# When does a short exact sequence of groups imply it is isomorphic to direct product group [closed]

Suppose that $$1\rightarrow N\rightarrow G\rightarrow Q\rightarrow 1$$ is a short exact sequence of groups.

Then, what is a (necessary and )sufficient condition for $$G\cong N\times Q$$.

In other words, let $$N$$ be a normal subgroup of $$G$$, then what is a (necessary and )sufficient condition for $$G\cong G/N\times N$$.

• Try to use the splitting lemma! It's very useful here, Regards! Jun 16, 2019 at 9:05
• @AlexisOsorio isn't that for Abelian groups? May 12, 2022 at 17:51

For abelian groups (or even in any abelian category) you can use the splitting lemma:

Proposition 1. Let $$0 \longrightarrow A' \stackrel{f}\longrightarrow A \stackrel{g}\longrightarrow A'' \longrightarrow 0$$ be a short exact sequence of abelian groups. Then the following are equivalent:

(i) There exists a homomorphism $$h \colon A \rightarrow A'$$ such that $$h \circ f = \text{id}_{A'}.$$

(ii) There exists a homomorphism $$j \colon A'' \rightarrow A$$ such that $$g \circ j = \text{id}_{A''}.$$

(iii) We have an isomorphism $$h \colon A \rightarrow A' \oplus A''$$, such that $$h \circ f$$ is the natural inclusion of $$A'$$ into the direct sum $$A' \oplus A''$$ and $$g \circ h^{-1}$$ is the natural projection from $$A' \oplus A''$$ onto $$A''$$.

For non-abelian groups the splitting lemma does not hold in general. Consider for example the short exact sequence $$1 \longrightarrow A_n \stackrel{\iota}\longrightarrow S_n \stackrel{\text{sgn}}\longrightarrow C_2 \longrightarrow 1$$. We can send the generator of $$C_2$$ to any $$2$$-cycle to get (ii), but (i) and (iii) do not hold.

Let me now rephrase the splitting lemma for general groups:

Proposition 2. Let $$1 \longrightarrow G' \stackrel{f}\longrightarrow G \stackrel{g}\longrightarrow G'' \longrightarrow 1$$ be a short exact sequence of groups. Then the following are equivalent:

(i) There exists a homomorphism $$h \colon G \rightarrow G'$$ such that $$h \circ f = \text{id}_{G'}.$$

(ii) There exists an isomorphism $$\alpha \colon G \rightarrow G' \times G''$$ such that $$\alpha \circ f = i_1$$ and $$p_2 \circ \alpha = g$$. Here $$i_1 \colon G' \rightarrow G' \times G''$$ is the inclusion into the first factor and $$p_2 \colon G' \times G'' \rightarrow G''$$ is the projection onto the second factor.

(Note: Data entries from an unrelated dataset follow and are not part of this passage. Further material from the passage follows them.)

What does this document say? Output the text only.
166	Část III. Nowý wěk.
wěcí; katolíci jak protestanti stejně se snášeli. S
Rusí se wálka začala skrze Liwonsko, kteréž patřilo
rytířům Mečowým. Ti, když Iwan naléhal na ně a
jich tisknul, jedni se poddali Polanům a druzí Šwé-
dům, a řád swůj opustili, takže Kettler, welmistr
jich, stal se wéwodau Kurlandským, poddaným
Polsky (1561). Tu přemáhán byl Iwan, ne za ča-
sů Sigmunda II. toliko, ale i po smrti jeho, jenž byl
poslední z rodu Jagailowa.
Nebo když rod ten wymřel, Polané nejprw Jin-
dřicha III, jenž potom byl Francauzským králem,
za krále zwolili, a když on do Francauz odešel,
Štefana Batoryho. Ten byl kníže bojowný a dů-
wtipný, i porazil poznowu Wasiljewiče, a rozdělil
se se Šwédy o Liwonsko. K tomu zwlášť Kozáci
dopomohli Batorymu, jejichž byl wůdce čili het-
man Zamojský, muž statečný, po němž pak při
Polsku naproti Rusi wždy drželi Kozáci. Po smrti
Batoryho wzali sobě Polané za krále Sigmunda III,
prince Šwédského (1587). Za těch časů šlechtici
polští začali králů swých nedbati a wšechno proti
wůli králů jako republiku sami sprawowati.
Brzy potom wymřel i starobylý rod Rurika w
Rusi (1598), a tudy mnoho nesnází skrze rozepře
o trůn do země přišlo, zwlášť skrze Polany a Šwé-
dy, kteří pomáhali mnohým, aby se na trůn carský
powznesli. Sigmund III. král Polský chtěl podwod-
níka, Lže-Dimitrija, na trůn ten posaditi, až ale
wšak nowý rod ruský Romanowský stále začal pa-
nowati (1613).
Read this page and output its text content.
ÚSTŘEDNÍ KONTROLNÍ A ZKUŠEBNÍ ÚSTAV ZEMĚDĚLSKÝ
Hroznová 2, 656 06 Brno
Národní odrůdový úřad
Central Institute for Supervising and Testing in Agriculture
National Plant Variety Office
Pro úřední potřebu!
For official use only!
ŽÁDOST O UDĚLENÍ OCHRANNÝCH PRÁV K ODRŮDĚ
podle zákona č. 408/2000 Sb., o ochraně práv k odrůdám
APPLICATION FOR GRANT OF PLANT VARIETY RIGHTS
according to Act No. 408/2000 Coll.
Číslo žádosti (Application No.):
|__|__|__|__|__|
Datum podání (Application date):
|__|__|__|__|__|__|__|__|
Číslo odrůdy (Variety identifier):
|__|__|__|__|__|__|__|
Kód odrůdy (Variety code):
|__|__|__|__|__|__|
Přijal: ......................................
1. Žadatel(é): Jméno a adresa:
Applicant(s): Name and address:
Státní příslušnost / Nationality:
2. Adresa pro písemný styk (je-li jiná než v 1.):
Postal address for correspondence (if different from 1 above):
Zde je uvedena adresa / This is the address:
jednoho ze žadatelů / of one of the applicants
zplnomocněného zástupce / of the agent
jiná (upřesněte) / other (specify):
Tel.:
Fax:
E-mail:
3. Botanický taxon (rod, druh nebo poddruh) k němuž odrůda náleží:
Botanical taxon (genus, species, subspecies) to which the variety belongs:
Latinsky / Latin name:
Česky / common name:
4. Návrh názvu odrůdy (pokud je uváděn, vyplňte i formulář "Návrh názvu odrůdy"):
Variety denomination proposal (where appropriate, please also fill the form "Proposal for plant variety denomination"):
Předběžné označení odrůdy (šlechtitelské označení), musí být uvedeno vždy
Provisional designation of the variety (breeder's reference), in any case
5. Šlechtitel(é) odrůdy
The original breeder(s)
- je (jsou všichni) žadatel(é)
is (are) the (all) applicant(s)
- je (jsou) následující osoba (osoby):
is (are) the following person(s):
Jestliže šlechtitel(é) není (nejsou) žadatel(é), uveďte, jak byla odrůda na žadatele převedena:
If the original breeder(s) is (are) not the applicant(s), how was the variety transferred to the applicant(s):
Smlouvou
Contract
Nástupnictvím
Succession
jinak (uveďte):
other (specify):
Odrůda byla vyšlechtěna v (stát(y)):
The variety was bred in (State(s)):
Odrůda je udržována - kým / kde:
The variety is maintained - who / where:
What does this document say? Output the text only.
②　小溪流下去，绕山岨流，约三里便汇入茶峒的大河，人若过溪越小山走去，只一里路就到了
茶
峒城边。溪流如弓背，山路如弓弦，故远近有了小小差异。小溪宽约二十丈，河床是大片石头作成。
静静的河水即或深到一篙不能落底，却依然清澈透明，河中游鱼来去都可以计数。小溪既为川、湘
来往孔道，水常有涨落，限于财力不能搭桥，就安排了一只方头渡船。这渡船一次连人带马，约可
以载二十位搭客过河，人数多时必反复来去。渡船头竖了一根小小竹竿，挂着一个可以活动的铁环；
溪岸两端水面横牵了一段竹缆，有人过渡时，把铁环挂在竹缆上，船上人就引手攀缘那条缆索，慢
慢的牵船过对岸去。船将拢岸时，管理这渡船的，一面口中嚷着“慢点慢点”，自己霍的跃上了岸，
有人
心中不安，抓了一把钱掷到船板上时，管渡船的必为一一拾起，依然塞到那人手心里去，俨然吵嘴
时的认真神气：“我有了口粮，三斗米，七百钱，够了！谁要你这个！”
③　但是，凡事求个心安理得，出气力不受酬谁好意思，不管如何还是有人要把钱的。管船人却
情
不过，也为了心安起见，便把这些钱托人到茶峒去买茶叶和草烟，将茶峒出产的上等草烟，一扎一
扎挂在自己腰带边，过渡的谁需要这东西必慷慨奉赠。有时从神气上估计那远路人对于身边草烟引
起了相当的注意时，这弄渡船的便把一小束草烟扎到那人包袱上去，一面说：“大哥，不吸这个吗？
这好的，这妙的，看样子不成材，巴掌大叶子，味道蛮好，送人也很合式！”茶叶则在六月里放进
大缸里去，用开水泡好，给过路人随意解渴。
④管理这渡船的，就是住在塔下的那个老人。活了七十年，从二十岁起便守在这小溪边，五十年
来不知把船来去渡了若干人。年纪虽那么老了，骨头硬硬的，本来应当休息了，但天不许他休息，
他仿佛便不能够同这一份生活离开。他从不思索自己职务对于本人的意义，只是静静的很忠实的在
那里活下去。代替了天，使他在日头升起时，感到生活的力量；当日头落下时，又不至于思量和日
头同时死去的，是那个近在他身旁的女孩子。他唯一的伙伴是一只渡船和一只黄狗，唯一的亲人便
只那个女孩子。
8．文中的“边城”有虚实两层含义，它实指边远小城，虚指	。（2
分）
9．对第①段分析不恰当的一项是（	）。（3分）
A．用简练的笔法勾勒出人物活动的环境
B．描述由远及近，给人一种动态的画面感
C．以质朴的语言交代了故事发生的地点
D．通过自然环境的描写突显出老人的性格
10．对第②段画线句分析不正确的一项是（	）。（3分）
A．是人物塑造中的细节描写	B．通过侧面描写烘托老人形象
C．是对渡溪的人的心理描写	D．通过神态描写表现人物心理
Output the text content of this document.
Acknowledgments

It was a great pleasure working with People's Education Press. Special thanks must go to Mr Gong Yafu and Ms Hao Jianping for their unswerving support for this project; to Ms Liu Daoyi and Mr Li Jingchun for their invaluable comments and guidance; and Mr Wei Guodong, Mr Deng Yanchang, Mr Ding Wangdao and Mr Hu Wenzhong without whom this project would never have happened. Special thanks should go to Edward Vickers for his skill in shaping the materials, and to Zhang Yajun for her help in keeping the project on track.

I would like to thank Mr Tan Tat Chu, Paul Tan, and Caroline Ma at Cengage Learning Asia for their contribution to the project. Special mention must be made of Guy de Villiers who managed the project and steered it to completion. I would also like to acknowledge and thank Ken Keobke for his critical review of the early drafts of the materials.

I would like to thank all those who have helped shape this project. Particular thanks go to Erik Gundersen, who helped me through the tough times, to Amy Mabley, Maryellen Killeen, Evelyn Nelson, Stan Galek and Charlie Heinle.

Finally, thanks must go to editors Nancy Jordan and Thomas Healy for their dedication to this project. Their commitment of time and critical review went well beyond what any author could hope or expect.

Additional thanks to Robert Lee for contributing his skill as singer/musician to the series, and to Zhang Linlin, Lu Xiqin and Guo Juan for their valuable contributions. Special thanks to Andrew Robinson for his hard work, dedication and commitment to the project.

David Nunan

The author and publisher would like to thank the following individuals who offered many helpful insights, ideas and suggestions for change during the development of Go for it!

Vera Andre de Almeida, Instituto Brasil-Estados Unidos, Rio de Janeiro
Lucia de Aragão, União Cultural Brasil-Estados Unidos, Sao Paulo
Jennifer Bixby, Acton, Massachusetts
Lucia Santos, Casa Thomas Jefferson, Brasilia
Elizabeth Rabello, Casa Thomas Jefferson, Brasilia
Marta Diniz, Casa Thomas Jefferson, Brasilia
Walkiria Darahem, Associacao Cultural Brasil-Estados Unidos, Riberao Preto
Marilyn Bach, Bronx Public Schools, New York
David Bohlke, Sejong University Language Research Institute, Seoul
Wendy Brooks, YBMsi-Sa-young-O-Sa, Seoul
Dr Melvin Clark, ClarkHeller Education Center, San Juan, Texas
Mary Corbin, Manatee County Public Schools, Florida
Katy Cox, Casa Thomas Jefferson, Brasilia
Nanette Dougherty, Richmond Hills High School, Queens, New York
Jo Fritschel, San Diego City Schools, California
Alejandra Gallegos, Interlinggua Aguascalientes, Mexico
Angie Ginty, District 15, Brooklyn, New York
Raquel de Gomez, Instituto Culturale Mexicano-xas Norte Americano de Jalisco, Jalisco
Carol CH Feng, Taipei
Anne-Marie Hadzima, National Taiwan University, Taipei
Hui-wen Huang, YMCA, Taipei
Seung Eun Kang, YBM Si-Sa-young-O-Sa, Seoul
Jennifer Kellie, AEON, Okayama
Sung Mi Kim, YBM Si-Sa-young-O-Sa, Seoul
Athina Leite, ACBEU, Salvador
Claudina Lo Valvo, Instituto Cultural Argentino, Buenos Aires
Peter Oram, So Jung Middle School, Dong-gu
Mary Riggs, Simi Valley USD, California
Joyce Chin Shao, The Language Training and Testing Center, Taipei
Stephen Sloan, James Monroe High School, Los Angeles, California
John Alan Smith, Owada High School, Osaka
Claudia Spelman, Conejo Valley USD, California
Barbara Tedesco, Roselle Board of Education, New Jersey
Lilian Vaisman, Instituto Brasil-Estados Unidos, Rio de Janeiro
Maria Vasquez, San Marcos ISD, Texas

You can also get another version:

Proposition 3. Let $$1 \longrightarrow G' \stackrel{f}\longrightarrow G \stackrel{g}\longrightarrow G'' \longrightarrow 1$$ be a short exact sequence of groups. Then the following are equivalent:

(i) There exists a homomorphism $$j \colon G'' \rightarrow G$$ such that $$g \circ j = \text{id}_{G''}.$$

(ii) There exists a homomorphism $$\varphi \colon G'' \rightarrow \text{Aut}(G')$$, such that $$\beta \colon G' \rtimes G'' \rightarrow G$$, $$(a,b) \mapsto f(a)j(b)$$ is an isomorhpism.

• In all these statements the isomorphisms should be related to the maps in the original sequence! Jun 16, 2019 at 10:36
• Yes, you are right. Let me add that.
– Con
Jun 16, 2019 at 10:39
• Let me add a reference as to why this is important: math.stackexchange.com/questions/135444/… Jun 16, 2019 at 10:45
• @Con Is the Proposition 2 true for any isomorphism $\alpha$ of groups from $G$ to $G' \times G''$? Specifically, I wanted to know more about how do you say the second part implies the first, when the $h$ itself was defined in the first part. Can you please clarify this? Feb 23 at 21:02
• @ReaderManifold Oh yes, this is indeed written quite poorly. Let me quickly change it.
– Con
Feb 24 at 9:15